Many AI applications interact with users via natural language. However, some use cases require models to interface directly with external systems—such as APIs, databases, or file systems—using structured input. In these scenarios, tool calling enables models to generate requests that conform to a specified input schema.

Tools encapsulate a callable function and its input schema. These can be passed to compatible chat models, allowing the model to decide whether to invoke a tool and with what arguments.

Tool calling

Diagram of a tool call by a model

Tool calling is typically conditional. Based on the user input and available tools, the model may choose to issue a tool call request.
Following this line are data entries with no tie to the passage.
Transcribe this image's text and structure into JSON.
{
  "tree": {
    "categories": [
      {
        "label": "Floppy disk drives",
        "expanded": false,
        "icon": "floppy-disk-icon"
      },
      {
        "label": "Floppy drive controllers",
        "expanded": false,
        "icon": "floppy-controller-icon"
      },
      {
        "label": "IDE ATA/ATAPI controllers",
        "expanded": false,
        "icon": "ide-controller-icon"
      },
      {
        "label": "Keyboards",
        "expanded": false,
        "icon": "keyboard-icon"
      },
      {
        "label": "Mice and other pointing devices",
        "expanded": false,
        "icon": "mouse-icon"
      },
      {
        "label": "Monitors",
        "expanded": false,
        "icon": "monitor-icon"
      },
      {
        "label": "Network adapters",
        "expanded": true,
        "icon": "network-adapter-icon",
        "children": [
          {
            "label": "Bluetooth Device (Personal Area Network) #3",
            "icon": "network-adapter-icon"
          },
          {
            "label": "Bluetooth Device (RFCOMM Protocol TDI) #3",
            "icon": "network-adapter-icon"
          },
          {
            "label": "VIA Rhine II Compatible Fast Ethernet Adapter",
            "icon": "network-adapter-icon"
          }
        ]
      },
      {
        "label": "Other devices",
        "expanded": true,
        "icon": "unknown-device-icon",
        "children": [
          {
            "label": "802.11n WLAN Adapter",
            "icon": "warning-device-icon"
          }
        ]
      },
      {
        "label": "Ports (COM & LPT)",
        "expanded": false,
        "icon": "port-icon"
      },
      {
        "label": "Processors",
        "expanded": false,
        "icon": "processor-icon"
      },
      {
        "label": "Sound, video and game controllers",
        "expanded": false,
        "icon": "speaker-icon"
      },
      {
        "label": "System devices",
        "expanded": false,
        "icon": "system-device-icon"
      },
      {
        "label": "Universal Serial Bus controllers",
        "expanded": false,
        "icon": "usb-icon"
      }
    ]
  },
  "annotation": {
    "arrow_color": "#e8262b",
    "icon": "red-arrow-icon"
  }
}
This request is returned in an AIMessage object, which includes a tool_calls field that specifies the tool name and input arguments:

llm_with_tools.invoke("What is 2 multiplied by 3?")
# -> AIMessage(tool_calls=[{'name': 'multiply', 'args': {'a': 2, 'b': 3}, ...}])

If the input is unrelated to any tool, the model returns only a natural language message:

llm_with_tools.invoke("Hello world!")  # -> AIMessage(content="Hello!")

Importantly, the model does not execute the tool—it only generates a request. A separate executor (such as a runtime or agent) is responsible for handling the tool call and returning the result.

See the tool calling guide for more details.

Prebuilt tools

LangChain provides prebuilt tool integrations for common external systems including APIs, databases, file systems, and web data.

Browse the integrations directory for available tools.

Common categories:

  • Search: Bing, SerpAPI, Tavily
  • Code execution: Python REPL, Node.js REPL
  • Databases: SQL, MongoDB, Redis
  • Web data: Scraping and browsing
  • APIs: OpenWeatherMap, NewsAPI, etc.

Custom tools

You can define custom tools using the @tool decorator or plain Python functions. For example:

API Reference: tool

from langchain_core.tools import tool

@tool
def multiply(a: int, b: int) -> int:
    """Multiply two numbers."""
    return a * b

See the tool calling guide for more details.

Tool execution

While the model determines when to call a tool, execution of the tool call must be handled by a runtime component.

LangGraph provides prebuilt components for this:

  • ToolNode: A prebuilt node that executes tools.
  • create_react_agent: Constructs a full agent that manages tool calling automatically.